La solution proposée par cet article, à savoir l'obligation de consultation du public sur l'ensemble des opérations d'aménagement, d'ouvrage ou d'infrastructure, sauf si leur nature ou leur faible importance justifie l'absence de consultation, n'est pas satisfaisante. En effet, elle aboutirait à superposer différentes obligations légales sans chercher à les mettre en cohérence.
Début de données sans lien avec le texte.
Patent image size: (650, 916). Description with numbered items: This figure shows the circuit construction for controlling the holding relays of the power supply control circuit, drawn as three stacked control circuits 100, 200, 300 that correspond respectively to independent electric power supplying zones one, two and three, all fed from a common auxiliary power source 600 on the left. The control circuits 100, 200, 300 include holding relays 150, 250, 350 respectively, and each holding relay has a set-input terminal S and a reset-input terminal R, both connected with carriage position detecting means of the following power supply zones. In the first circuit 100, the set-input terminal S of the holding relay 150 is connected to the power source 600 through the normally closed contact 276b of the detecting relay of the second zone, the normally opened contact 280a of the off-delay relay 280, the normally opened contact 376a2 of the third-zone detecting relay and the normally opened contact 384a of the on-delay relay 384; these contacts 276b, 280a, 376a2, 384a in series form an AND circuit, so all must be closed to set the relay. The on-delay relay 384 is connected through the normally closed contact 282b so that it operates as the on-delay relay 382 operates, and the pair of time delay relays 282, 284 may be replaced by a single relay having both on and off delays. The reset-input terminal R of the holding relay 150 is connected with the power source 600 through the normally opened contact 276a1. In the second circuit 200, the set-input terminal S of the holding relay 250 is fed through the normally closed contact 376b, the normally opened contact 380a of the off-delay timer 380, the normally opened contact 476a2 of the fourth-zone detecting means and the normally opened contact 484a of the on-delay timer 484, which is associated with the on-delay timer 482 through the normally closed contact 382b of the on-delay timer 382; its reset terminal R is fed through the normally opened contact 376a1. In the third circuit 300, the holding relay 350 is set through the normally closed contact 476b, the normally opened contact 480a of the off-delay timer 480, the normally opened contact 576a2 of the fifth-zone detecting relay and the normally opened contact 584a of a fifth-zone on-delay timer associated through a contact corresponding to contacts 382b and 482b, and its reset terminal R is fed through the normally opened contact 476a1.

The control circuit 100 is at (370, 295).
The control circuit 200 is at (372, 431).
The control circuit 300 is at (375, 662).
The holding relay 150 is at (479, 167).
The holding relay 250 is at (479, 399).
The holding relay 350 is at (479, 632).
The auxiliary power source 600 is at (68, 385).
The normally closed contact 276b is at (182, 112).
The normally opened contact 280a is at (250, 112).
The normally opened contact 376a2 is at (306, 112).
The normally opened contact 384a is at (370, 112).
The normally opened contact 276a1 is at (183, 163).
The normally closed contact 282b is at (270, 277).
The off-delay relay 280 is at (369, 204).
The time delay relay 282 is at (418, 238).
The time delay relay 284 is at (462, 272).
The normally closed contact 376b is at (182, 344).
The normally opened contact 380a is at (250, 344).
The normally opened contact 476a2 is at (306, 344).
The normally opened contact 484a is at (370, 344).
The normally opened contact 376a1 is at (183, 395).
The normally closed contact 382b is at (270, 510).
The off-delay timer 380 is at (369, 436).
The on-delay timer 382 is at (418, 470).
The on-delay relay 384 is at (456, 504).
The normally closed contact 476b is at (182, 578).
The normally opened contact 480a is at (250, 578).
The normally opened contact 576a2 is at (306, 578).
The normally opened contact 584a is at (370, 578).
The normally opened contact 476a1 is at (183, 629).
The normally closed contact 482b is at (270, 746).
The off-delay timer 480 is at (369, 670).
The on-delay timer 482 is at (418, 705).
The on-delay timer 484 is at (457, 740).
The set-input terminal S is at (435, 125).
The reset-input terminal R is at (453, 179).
En outre, cet article s'inscrirait dans une réforme plus globale de la consultation du public et de l'enquête publique. Or, cette étude est actuellement en cours à la demande du Premier ministre. Il serait donc prématuré de réformer la seule loi du 12 juillet 1985 relative à la maîtrise d'ouvrage publique avant de connaître les éléments de l'expertise technique qui porteront sur l'ensemble des procédures spéciales de consultation du public.

Votre commission des Lois vous propose en conséquence un amendement de suppression de l'article 5.